10

I am unable to understand when to use ReLU, Leaky ReLU and ELU. How do they compare to other activation functions(like the sigmoid and the tanh) and their pros and cons.

Ayazzia01
  • 113
  • 1
  • 1
  • 6

2 Answers2

5

Look at this ML glossary:

ELU

ELU is very similiar to RELU except negative inputs. They are both in identity function form for non-negative inputs.

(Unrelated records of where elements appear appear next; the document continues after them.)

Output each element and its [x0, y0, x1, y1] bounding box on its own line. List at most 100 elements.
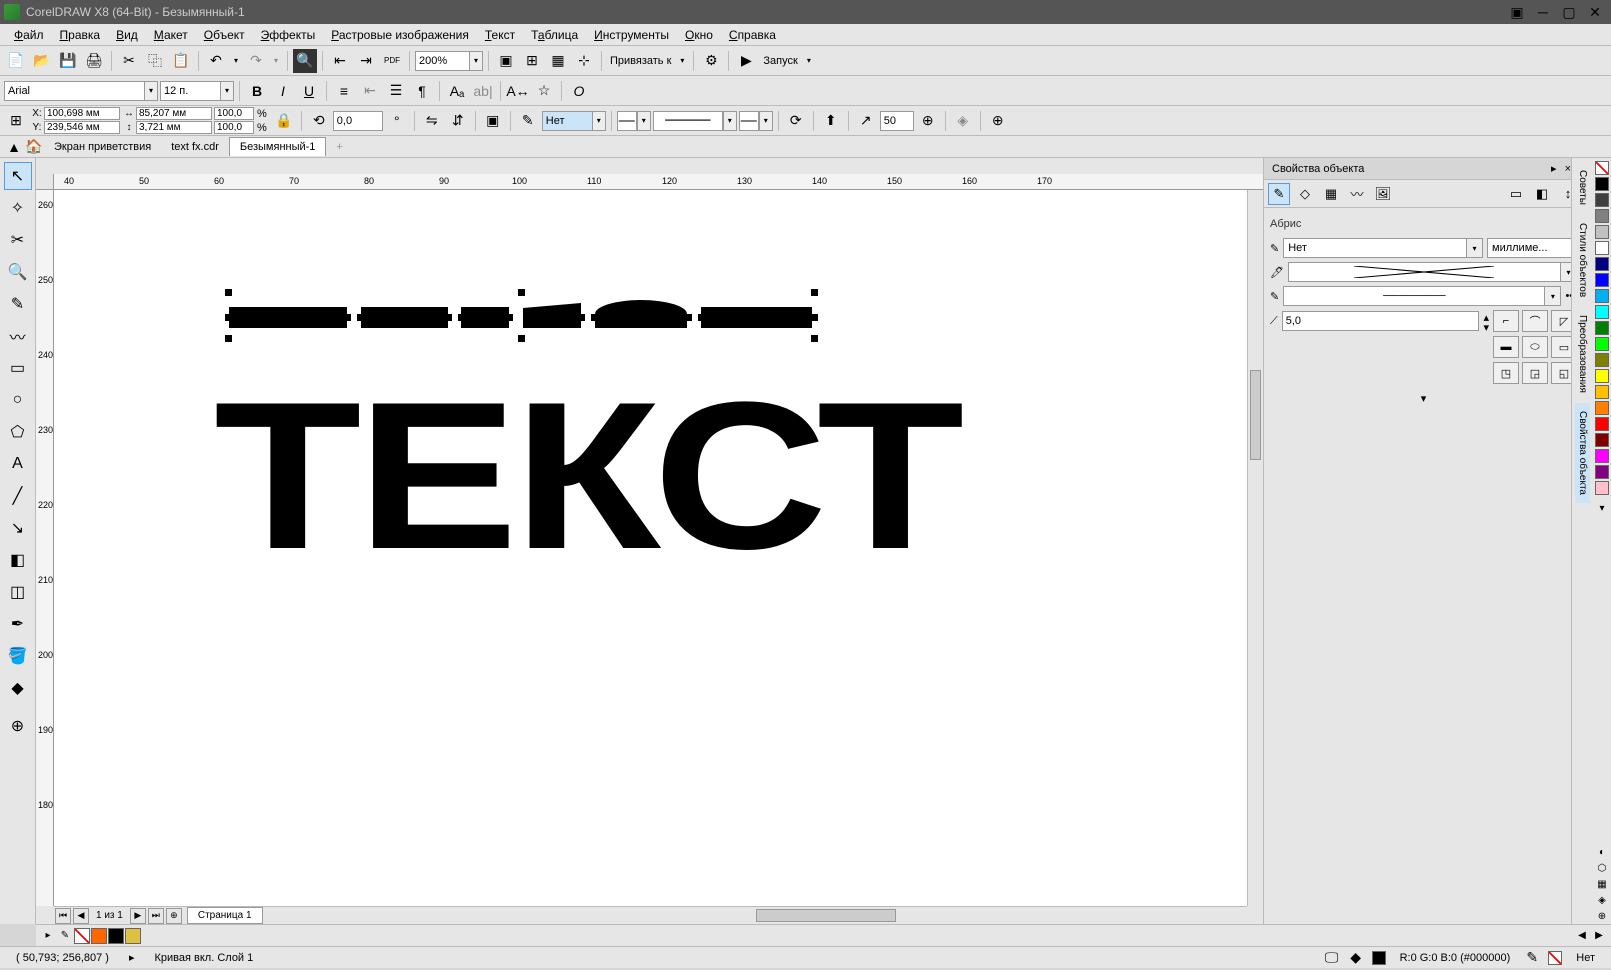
menu-tools[interactable]: Инструменты — [586, 26, 677, 44]
cap-round-icon[interactable]: ⬭ — [1522, 336, 1548, 358]
zoom-input[interactable] — [415, 51, 469, 71]
bold-icon[interactable]: B — [245, 79, 269, 103]
palette-options-icon[interactable]: ◐ — [1594, 844, 1610, 860]
polygon-tool-icon[interactable]: ⬠ — [4, 418, 32, 446]
quick-custom-tool-icon[interactable]: ⊕ — [4, 712, 32, 740]
swatch[interactable] — [1595, 321, 1609, 335]
drop-shadow-icon[interactable]: ◧ — [4, 546, 32, 574]
page-prev-icon[interactable]: ◀ — [73, 908, 89, 924]
swatch[interactable] — [1595, 433, 1609, 447]
swatch[interactable] — [1595, 305, 1609, 319]
menu-layout[interactable]: Макет — [146, 26, 196, 44]
copies-input[interactable] — [880, 111, 914, 131]
swatch[interactable] — [1595, 273, 1609, 287]
swatch[interactable] — [1595, 193, 1609, 207]
outline-width-combo[interactable]: ▾ — [542, 111, 606, 131]
end-arrow-combo[interactable]: —▾ — [739, 111, 773, 131]
window-helper-icon[interactable]: ▣ — [1505, 3, 1529, 21]
doc-swatch-none[interactable] — [74, 928, 90, 944]
swatch[interactable] — [1595, 401, 1609, 415]
fontsize-combo[interactable]: ▾ — [160, 81, 234, 101]
swatch[interactable] — [1595, 369, 1609, 383]
menu-help[interactable]: Справка — [721, 26, 784, 44]
swatch[interactable] — [1595, 337, 1609, 351]
convert-curves-icon[interactable]: ◈ — [951, 109, 975, 133]
home-icon[interactable]: 🏠 — [24, 138, 44, 156]
launch-app-icon[interactable]: ▶ — [734, 49, 758, 73]
pos-center-icon[interactable]: ◲ — [1522, 362, 1548, 384]
fill-tool-icon[interactable]: 🪣 — [4, 642, 32, 670]
view-mode2-icon[interactable]: ◧ — [1531, 183, 1553, 205]
menu-text[interactable]: Текст — [477, 26, 523, 44]
connector-tool-icon[interactable]: ↘ — [4, 514, 32, 542]
doc-palette-left-icon[interactable]: ◀ — [1574, 928, 1590, 944]
scrollbar-horizontal[interactable] — [536, 906, 1247, 924]
bitmap-tab-icon[interactable]: 🖼 — [1372, 183, 1394, 205]
envelope-tab-icon[interactable]: 〰 — [1346, 183, 1368, 205]
menu-bitmaps[interactable]: Растровые изображения — [323, 26, 477, 44]
object-origin-icon[interactable]: ⊞ — [4, 109, 28, 133]
dash-preview[interactable]: ──────── — [1283, 286, 1545, 306]
edit-text-icon[interactable]: ab| — [471, 79, 495, 103]
swatch[interactable] — [1595, 385, 1609, 399]
launch-dd[interactable]: ▾ — [803, 49, 815, 73]
freehand-tool-icon[interactable]: ✎ — [4, 290, 32, 318]
crop-tool-icon[interactable]: ✂ — [4, 226, 32, 254]
start-arrow-combo[interactable]: —▾ — [617, 111, 651, 131]
scalex-input[interactable] — [214, 107, 254, 120]
swatch-white[interactable] — [1595, 241, 1609, 255]
outline-width-input[interactable] — [542, 111, 592, 131]
doc-palette-right-icon[interactable]: ▶ — [1591, 928, 1607, 944]
close-curve-icon[interactable]: ⟳ — [784, 109, 808, 133]
vtab-hints[interactable]: Советы — [1575, 162, 1590, 213]
underline-icon[interactable]: U — [297, 79, 321, 103]
redo-icon[interactable]: ↷ — [244, 49, 268, 73]
cut-icon[interactable]: ✂ — [117, 49, 141, 73]
mirror-h-icon[interactable]: ⇋ — [420, 109, 444, 133]
doc-swatch[interactable] — [108, 928, 124, 944]
interactive-text-icon[interactable]: ☆ — [532, 79, 556, 103]
swatch-black[interactable] — [1595, 177, 1609, 191]
text-options-icon[interactable]: O — [567, 79, 591, 103]
menu-effects[interactable]: Эффекты — [253, 26, 324, 44]
save-icon[interactable]: 💾 — [56, 49, 80, 73]
open-icon[interactable]: 📂 — [30, 49, 54, 73]
vtab-properties[interactable]: Свойства объекта — [1575, 403, 1590, 503]
font-dd[interactable]: ▾ — [144, 81, 158, 101]
vtab-transforms[interactable]: Преобразования — [1575, 307, 1590, 401]
transparency-tool-icon[interactable]: ◫ — [4, 578, 32, 606]
canvas[interactable]: ТЕКСТ — [54, 190, 1247, 906]
artistic-media-icon[interactable]: 〰 — [4, 322, 32, 350]
convert-text-icon[interactable]: A↔ — [506, 79, 530, 103]
page-first-icon[interactable]: ⏮ — [55, 908, 71, 924]
ruler-horizontal[interactable]: миллиметры 40506070809010011012013014015… — [54, 174, 1263, 190]
undo-dd[interactable]: ▾ — [230, 49, 242, 73]
copy-icon[interactable]: ⿻ — [143, 49, 167, 73]
status-fill-icon[interactable]: ◆ — [1344, 946, 1368, 970]
shape-3[interactable] — [461, 307, 509, 328]
new-doc-icon[interactable]: 📄 — [4, 49, 28, 73]
scaley-input[interactable] — [214, 121, 254, 134]
h-input[interactable] — [136, 121, 212, 134]
swatch[interactable] — [1595, 417, 1609, 431]
eyedropper-icon[interactable]: ✒ — [4, 610, 32, 638]
expand-more-icon[interactable]: ▾ — [1270, 392, 1577, 405]
ellipse-tool-icon[interactable]: ○ — [4, 386, 32, 414]
shape-6[interactable] — [701, 307, 812, 328]
transparency-tab-icon[interactable]: ▦ — [1320, 183, 1342, 205]
fontsize-dd[interactable]: ▾ — [220, 81, 234, 101]
swatch[interactable] — [1595, 465, 1609, 479]
fontsize-input[interactable] — [160, 81, 220, 101]
status-outline-swatch[interactable] — [1548, 951, 1562, 965]
close-button[interactable]: ✕ — [1583, 3, 1607, 21]
show-grid-icon[interactable]: ▦ — [546, 49, 570, 73]
status-fill-swatch[interactable] — [1372, 951, 1386, 965]
page-last-icon[interactable]: ⏭ — [148, 908, 164, 924]
status-next-icon[interactable]: ▸ — [119, 951, 145, 964]
palette-3d-icon[interactable]: ⬡ — [1594, 860, 1610, 876]
parallel-dim-icon[interactable]: ╱ — [4, 482, 32, 510]
line-style-preview[interactable] — [1288, 262, 1561, 282]
angle-input[interactable] — [333, 111, 383, 131]
indent-dec-icon[interactable]: ⇤ — [358, 79, 382, 103]
doc-swatch[interactable] — [125, 928, 141, 944]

On the other hand, ELU becomes smooth slowly until its output equal to $-\alpha$ whereas RELU sharply smoothes.

Pros

  • ELU becomes smooth slowly until its output equal to $-\alpha$ whereas RELU sharply smoothes.
  • ELU is a strong alternative to ReLU.
  • Unlike to ReLU, ELU can produce negative outputs.

Cons

  • For $x > 0$, it can blow up the activation with the output range of [0, inf].

ReLU

Pros

  • It avoids and rectifies vanishing gradient problem.
  • ReLu is less computationally expensive than tanh and sigmoid because it involves simpler mathematical operations.

Cons

  • One of its limitations is that it should only be used within hidden layers of a neural network model.
  • Some gradients can be fragile during training and can die. It can cause a weight update which will makes it never activate on any data point again. In other words, ReLu can result in dead neurons.
  • In another words, For activations in the region ($x<0$) of ReLu, gradient will be 0 because of which the weights will not get adjusted during descent. That means, those neurons which go into that state will stop responding to variations in error/ input (simply because gradient is 0, nothing changes). This is called the dying ReLu problem.
  • The range of ReLu is $[0,\infty)$. This means it can blow up the activation.

LeakyRelu

LeakyRelu is a variant of ReLU. Instead of being 0 when $z<0$, a leaky ReLU allows a small, non-zero, constant gradient α (Normally, $\alpha=0.01$). However, the consistency of the benefit across tasks is presently unclear. [1]

Pros

  • Leaky ReLUs are one attempt to fix the “dying ReLU” problem by having a small negative slope (of 0.01, or so).

Cons

  • As it possess linearity, it can’t be used for the complex Classification. It lags behind the Sigmoid and Tanh for some of the use cases.

Further reading

  • Delving Deep into Rectifiers: Surpassing Human-Level Performance on ImageNet Classification, Kaiming He et al. (2015)
OmG
  • 1,249
  • 9
  • 19
0

<ReLU>

Pros:

  • It mitigates Vanishing Gradient Problem.

Cons:

  • It causes Dying ReLU Problem.
  • It's non-differentiable at x=0.

<Leaky ReLU>

Pros:

  • It mitigates Vanishing Gradient Problem.
  • It mitigates Dying ReLU Problem. *0 is still produced for the input value 0 so Dying ReLU Problem is not completely avoided.

Cons:

  • It's non-differentiable at x=0.

<ELU>

Pros:

  • It normalizes negative input values so the convergence with negative input values is stable.
  • It mitigates Vanishing Gradient Problem.
  • It mitigates Dying ReLU Problem. *0 is still produced for the input value 0 so Dying ReLU Problem is not completely avoided.

Cons:

  • It's computationally expensive because of exponential operation.
  • It's non-differentiable at x = 0 if a is not 1.